Blaise Alleyne technology, music, bioethics, theology

Gutsy Upgrade – XGL Problems

I’ve begun the process of upgrading the many Ubuntu installations I manage to the recently released Gutsy Gibbon. The first upgrade was flawless, though it took a long time as the servers were pretty busy. The second installation was going fine until there was a freaking power outage in my house. Not even an outage, just a flash… not enough to turn off all the computers or reset all the clocks in the house, but it took a few out, upgrade-in-progress computer included. I wasn’t able to boot with the latest kernel, but using an older one the system was back up and running and a ‘sudo dpkg –configure -a’ completed the upgrade process without any problems!

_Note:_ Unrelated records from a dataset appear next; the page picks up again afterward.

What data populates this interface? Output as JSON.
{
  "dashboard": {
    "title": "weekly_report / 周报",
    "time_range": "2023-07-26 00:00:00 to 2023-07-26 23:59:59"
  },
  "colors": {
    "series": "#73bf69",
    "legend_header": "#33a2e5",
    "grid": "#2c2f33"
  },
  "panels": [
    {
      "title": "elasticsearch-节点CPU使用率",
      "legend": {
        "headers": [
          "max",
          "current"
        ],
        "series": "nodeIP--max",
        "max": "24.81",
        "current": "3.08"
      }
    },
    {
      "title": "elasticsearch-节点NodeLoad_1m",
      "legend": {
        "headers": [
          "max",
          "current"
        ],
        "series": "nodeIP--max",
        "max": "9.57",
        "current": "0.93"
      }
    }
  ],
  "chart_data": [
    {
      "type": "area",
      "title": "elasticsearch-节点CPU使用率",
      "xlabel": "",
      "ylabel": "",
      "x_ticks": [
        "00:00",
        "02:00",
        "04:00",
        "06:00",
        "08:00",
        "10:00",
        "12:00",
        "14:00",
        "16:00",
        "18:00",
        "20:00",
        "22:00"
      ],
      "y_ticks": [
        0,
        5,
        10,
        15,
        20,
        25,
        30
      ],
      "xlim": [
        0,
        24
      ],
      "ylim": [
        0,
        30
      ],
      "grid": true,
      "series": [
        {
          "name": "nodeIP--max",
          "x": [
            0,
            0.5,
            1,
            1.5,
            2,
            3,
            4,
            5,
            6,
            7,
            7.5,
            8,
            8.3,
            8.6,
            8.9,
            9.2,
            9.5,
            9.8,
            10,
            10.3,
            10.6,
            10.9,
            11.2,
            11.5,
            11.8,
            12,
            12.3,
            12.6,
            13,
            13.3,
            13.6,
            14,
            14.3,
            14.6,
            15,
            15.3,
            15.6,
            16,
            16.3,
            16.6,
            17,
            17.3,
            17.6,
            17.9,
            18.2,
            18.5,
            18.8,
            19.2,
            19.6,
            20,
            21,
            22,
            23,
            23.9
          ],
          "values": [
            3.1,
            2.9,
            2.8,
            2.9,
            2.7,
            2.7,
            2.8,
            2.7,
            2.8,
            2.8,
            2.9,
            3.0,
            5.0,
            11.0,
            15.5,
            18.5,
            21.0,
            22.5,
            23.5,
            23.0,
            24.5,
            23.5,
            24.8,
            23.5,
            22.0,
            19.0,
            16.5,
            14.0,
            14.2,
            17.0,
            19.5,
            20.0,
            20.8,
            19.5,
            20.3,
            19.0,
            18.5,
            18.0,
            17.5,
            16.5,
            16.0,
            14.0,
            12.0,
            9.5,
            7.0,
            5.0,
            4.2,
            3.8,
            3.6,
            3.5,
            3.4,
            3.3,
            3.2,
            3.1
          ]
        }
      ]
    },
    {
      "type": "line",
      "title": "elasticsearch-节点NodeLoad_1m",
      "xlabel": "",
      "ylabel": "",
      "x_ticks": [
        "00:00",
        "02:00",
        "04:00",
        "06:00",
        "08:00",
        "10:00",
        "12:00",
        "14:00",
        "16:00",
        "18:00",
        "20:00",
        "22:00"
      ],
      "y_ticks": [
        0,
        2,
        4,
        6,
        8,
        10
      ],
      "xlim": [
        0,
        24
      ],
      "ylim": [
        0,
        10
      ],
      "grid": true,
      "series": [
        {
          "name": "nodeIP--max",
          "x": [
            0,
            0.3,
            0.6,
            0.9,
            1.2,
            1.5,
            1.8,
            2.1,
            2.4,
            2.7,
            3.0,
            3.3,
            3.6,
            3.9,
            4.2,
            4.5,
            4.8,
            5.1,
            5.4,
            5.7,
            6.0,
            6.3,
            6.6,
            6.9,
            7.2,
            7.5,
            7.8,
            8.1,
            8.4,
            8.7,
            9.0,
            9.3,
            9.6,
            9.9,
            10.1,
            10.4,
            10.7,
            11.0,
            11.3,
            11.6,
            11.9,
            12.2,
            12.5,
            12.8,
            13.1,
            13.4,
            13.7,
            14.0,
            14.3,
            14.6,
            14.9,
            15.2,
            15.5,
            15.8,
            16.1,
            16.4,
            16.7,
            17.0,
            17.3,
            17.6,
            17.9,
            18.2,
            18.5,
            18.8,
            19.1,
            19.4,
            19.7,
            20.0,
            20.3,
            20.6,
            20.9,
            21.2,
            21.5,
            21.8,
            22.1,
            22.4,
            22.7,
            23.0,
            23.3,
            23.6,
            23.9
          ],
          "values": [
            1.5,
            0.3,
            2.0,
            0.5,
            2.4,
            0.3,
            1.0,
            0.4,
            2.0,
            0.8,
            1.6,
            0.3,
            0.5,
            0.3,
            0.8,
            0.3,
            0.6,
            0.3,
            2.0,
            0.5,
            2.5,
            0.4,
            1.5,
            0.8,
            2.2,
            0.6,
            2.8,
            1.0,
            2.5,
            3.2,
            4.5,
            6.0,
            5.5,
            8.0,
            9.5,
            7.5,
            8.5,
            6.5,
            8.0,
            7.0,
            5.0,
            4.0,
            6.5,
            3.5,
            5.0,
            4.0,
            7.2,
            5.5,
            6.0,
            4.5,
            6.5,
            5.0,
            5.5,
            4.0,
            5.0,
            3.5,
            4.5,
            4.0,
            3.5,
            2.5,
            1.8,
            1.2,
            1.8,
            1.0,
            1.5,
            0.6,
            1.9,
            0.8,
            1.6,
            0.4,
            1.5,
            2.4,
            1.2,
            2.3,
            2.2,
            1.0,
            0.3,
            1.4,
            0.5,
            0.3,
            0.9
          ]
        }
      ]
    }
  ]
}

However, machine number 3 (my laptop hard drive, currently booting on my desktop via a USB external case since my laptop is in the shop) didn’t go so well. There were some scary errors during the upgrade. A segmentation fault caused one of the packages to fail upon which a great many packages depended. Packages like adduser, passwd, cupsys, bash… Surprisingly though, the update manager survived it all!

But Gutsy Gibbon was crawling. Absolutely crawling, considering I’m running with 2.0 GB of RAM and a 3.0 GHz dual core processor (it was flying in Feisty). ‘top’ showed that the culprit was XGL, and even after disabling desktop effects there was no change.

I was quite worried at first, I didn’t want to have to do a fresh install. But I found this post in the forums with a quick fix!

touch ~/.config/xserver-xgl/disable

By disabling XGL, my computer was back to its former glory. I don’t fully understand what the problem was, but either way I don’t appear to need XGL at all (I’m still using desktop effects) for my Intel graphics card.